If you were to count just the bodies felled by some of the hessies in one month they definitely exceed all the executions held in the 1900s.

And those photos on the hessy Facebook accounts are the lucky ones who can be identified, hundreds more are shot and dumped in forests, rivers, abandoned pit latrines… you name it. Many have never seen the bodies of their keen. And,many of the dead are innocent.

I remember one story of KTN TV anchor Anthony Ndiema alisema ati alishuka matatu hapo Kawangware akaskia tu, “Mwizi!”

Within seconds his intestines had been reorganised with knives. Ati yeye ni mwizi. Alifanyiwa unyama proper, hadi leo hayuko sawa kabisa.

Homo_Scarlet niaje

The narrative that goes around is that these kids are not shot or executed in their first encounter with the police. They are usually arrayed several times. And each time after getting arrested and prosecuted, their parents bail them out and they go back to wrecking havoc on innocent wananchi. The police get tired of these merry go round games and finally decide to perform extra judicial killing on them.

Don’t you that that is a nice excuse they use so that they can keep executing these kids?

Think about it. What the cops are essentually saying is that the well paid govt. prosecutors are rubbish! Because the cops work in tandem with Haji’s office. Why isn’t Haji and his team prosecuting the bad elements?

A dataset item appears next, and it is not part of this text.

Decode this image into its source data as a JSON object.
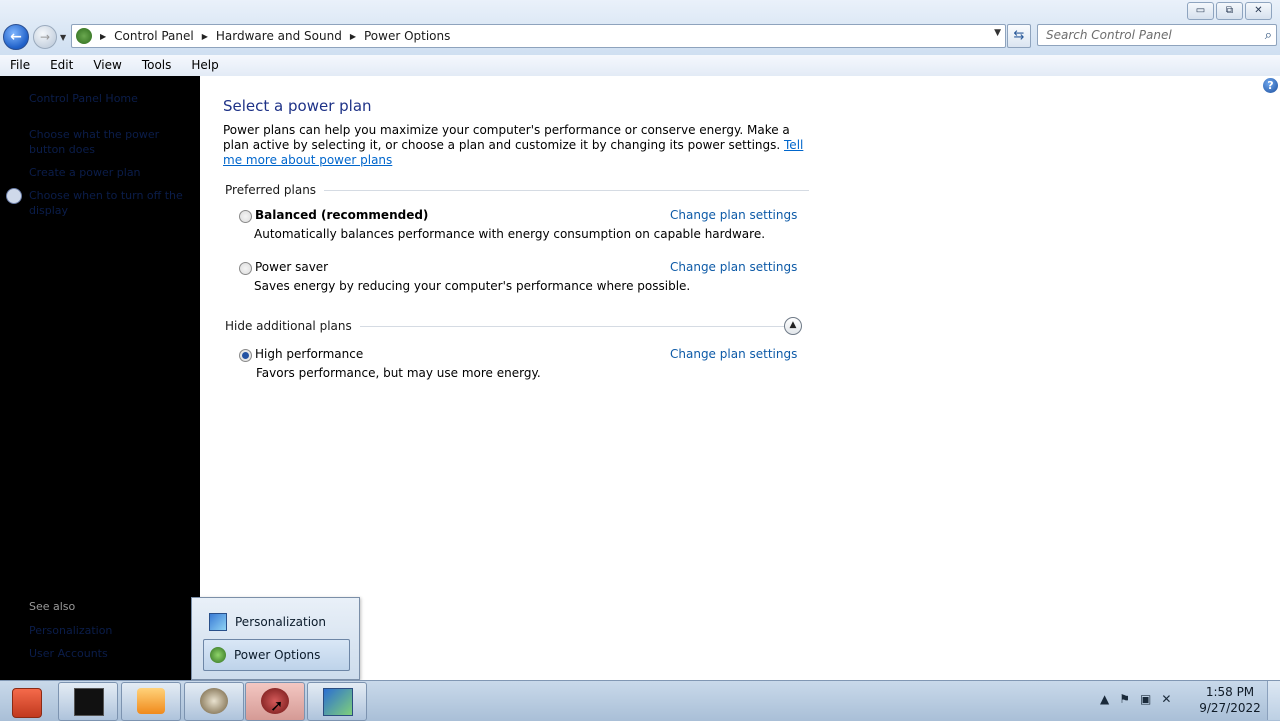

Of course you will then blame Maraga’s courts and judges. But what if these cops set it up in such a way that the cases flop the kids go back to the streets so they can kill them!

And I’m not blaming the cops entirely for this mayhem. There appears to be a political element whereby the more these kids are killed, the more the govt. of the day appears to be tough on crime. So the leaders sort of condone it. It’s a sort of shortcut for getting kura and also instead of creating jobs for these jobless youths just kill them kabisa!

You have strong valid points because:

  1. There are allegations that the cops murder these kids in order to hide the clandestine deals by the security forces.
  2. The government has the systems through which these kids can be isolated, rehabilitated and mentored before being taken back to the society (Wamumu) but they choose to use the shortcut of killing them.
  3. The Kenyan judiciary is rotten and a parent with cash will easily buy his kid’s
    freedom.
  4. Our policemen are poorly equipped and poorly remunerated and killing seems to be a hobby to them.